She tried to be very friendly, and the young girl smiled and looked easily—the newspaper man thought almost defiantly—at her, but it was plain to the three onlookers that in some inscrutable way the meeting had been unfortunate, and they each felt relieved, in an inexplicable fashion, when dinner was announced and the snowy, gleaming length of damask and silver and wax lights stretched between the two women.
. . . . . . .
That night the Comte thought a good deal about the reception of his fiancée by the woman he had once loved, and decided that the American woman was a trifle exigeante, and wondered whether Mrs. Stanhope had really expected him never to marry.
The American Minister confided to his wife that he was disappointed in Eva Stanhope, and that she had always appeared so free from vanity and so superior to the little meannesses of women that he was very much surprised at the way she had acted.
The newspaper man, being exceedingly wise in his generation, smoked three cigars over it on the way to his hotel, and then—gave it up.

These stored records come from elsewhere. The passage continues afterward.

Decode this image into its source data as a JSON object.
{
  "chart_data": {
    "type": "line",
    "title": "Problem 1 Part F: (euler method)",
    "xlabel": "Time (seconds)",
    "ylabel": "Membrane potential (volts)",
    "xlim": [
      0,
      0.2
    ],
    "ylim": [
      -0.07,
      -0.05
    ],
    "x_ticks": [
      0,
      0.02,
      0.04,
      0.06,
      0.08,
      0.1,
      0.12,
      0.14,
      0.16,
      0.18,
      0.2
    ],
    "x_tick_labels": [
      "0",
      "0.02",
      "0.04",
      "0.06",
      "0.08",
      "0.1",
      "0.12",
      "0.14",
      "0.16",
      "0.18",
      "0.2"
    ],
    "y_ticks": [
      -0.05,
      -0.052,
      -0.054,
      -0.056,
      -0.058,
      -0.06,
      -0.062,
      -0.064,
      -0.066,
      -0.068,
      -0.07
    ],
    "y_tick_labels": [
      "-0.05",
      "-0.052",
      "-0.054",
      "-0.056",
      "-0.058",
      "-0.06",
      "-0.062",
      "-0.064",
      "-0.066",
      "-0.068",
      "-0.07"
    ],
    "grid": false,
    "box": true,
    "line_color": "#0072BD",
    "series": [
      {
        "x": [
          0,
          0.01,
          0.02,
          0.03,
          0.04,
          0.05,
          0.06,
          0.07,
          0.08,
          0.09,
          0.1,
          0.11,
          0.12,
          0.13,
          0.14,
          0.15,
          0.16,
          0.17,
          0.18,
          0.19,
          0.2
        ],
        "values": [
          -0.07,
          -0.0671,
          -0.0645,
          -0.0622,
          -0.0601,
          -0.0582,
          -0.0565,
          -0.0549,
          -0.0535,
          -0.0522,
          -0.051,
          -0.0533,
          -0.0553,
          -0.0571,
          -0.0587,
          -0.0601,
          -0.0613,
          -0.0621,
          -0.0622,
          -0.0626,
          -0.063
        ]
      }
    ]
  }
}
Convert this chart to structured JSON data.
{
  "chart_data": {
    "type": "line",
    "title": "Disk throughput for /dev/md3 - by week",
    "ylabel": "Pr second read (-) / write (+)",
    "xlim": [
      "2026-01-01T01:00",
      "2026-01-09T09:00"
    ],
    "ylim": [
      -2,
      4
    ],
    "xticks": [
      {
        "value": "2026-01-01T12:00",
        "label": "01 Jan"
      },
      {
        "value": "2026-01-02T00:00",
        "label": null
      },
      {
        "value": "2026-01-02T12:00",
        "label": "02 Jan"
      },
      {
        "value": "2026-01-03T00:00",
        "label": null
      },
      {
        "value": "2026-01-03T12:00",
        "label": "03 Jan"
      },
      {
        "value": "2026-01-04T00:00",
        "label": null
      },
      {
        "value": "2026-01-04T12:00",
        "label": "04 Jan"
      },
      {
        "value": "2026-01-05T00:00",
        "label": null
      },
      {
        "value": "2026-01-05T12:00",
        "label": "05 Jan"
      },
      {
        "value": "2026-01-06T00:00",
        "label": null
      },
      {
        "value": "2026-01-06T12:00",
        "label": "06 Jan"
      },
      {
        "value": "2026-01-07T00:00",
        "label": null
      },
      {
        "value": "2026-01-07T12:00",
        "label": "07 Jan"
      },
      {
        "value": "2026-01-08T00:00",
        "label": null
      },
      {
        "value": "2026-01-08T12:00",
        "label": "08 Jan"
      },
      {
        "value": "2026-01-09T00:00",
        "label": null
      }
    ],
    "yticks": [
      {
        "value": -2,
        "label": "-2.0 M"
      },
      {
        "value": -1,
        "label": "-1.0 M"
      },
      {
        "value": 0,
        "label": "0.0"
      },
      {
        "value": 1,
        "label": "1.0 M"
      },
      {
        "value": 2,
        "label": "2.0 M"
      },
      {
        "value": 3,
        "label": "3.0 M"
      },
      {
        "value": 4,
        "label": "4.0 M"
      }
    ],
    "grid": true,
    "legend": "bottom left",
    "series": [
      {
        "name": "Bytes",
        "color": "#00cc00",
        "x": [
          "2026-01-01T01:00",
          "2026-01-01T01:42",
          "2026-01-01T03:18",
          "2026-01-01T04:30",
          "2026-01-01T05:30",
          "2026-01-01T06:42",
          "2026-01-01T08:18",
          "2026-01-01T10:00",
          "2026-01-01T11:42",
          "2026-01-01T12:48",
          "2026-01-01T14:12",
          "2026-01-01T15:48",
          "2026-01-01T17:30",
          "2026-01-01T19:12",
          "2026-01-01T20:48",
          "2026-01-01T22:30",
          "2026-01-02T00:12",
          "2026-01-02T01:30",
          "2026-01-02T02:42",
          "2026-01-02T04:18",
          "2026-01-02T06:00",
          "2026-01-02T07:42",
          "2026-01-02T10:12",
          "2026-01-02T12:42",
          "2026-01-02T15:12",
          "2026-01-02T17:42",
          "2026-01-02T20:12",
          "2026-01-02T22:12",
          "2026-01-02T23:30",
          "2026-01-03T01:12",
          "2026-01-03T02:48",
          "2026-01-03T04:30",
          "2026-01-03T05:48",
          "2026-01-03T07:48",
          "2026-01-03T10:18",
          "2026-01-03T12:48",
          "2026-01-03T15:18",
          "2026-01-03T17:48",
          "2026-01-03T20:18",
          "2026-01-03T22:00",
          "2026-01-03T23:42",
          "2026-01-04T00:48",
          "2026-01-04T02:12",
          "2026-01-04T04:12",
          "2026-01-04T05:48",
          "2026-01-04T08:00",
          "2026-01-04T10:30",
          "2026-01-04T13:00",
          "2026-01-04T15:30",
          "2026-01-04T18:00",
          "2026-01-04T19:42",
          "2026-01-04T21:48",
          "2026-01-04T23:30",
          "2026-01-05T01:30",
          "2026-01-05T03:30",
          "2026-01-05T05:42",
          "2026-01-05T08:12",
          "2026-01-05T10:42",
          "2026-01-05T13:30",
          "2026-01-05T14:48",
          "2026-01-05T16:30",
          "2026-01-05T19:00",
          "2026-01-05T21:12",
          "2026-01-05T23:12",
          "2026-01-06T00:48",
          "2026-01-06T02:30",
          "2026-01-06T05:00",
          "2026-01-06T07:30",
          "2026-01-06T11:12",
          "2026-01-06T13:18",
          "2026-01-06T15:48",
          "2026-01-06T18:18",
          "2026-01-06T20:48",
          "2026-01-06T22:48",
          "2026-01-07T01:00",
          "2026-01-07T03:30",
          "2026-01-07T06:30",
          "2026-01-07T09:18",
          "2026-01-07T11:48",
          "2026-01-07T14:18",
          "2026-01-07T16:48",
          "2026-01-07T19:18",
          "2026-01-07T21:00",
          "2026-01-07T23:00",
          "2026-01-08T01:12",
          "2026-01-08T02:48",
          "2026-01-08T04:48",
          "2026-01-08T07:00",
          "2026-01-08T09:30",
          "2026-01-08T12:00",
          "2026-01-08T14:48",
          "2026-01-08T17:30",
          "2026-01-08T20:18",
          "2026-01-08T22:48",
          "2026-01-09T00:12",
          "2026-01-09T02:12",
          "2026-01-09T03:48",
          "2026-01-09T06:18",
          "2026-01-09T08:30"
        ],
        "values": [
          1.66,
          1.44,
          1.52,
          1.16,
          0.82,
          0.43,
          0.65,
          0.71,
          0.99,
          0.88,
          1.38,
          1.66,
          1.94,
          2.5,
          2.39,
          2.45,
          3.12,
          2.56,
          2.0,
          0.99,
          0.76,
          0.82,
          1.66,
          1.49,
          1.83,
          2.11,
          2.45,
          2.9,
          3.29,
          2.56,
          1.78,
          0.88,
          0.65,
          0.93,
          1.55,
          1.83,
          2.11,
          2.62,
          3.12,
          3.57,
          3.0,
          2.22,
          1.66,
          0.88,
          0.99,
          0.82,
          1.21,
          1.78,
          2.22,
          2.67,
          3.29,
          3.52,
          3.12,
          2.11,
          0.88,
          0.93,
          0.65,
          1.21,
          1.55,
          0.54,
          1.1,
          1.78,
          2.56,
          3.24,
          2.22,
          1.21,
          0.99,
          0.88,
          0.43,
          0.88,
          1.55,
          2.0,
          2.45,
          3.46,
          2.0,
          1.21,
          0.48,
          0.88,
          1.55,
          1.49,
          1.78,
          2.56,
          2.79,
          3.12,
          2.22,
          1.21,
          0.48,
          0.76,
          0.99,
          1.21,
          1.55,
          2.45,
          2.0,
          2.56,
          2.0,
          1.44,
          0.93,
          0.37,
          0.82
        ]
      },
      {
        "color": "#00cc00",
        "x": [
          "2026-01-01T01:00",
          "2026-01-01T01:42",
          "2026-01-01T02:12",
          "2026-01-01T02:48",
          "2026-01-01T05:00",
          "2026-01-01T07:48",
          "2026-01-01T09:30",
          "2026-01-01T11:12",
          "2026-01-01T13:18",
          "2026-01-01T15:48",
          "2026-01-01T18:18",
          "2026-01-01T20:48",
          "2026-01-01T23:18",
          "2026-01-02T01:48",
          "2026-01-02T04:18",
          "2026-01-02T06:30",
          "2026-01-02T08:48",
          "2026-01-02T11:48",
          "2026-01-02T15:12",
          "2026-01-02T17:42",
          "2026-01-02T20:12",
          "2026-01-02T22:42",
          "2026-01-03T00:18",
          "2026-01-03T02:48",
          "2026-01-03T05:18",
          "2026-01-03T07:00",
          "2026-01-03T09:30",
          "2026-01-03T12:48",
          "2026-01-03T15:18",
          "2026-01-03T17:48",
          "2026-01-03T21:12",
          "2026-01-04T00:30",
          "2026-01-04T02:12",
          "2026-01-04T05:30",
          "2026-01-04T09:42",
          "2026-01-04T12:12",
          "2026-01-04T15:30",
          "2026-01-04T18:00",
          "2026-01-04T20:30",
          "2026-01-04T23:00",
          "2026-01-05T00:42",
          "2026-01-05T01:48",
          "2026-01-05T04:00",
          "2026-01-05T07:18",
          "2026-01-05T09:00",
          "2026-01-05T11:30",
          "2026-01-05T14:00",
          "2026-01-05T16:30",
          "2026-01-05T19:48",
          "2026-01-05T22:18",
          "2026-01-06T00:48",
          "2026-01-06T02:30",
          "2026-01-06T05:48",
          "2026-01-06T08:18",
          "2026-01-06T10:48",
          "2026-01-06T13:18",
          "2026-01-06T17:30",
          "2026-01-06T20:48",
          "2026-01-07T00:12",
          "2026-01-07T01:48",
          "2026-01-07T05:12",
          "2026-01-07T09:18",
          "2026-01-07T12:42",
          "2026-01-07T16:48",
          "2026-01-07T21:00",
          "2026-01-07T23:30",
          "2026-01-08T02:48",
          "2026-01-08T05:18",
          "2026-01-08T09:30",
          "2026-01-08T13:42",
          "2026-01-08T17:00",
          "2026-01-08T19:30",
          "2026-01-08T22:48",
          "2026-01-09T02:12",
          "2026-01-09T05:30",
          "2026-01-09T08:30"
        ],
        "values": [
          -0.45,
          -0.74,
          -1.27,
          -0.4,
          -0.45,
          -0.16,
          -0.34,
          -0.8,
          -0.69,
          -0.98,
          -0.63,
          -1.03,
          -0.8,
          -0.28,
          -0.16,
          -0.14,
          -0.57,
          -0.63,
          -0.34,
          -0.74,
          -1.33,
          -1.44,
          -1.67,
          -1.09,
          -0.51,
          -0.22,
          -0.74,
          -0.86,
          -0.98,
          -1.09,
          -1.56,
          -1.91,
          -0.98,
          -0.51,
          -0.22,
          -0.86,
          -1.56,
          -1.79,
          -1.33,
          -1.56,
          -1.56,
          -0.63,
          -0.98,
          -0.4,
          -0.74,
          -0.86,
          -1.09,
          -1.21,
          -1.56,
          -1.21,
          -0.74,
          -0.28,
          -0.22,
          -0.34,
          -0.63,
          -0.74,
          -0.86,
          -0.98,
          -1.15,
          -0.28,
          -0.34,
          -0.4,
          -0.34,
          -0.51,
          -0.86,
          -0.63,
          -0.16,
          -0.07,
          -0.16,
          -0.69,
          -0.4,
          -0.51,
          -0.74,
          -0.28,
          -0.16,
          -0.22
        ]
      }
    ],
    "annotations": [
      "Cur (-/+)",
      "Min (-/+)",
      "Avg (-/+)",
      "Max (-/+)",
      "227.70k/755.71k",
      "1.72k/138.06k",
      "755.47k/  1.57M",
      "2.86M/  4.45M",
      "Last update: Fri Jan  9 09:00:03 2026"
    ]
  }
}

THE GENIUS OF BOWLDER BLUFF
MISS ARNOLD found him wandering aimlessly, though with a pleased, interested look, around the dimly lit College Library. She had gone there herself to escape for a few moments from the heat and lights and the crowd around the Scotch celebrity to whom the reception was being tendered, and was looking rather desultorily at an article in the latest Revue des Deux Mondes, when he emerged from one of the alcoves and stood hesitatingly before her. She saw that he was not a guest. He was not in evening dress—it occurred to her even then how entirely out of his element he would have looked in a conventional dress-suit—but wore new clothes of some rough material which fitted him badly. He was so evidently lost and so painfully aware of it that she hastened to ask him if she could do anything for him.
“I’m lookin’ fur my daughter, Ellen Oldham,” he said, gratefully. “Do you know her?”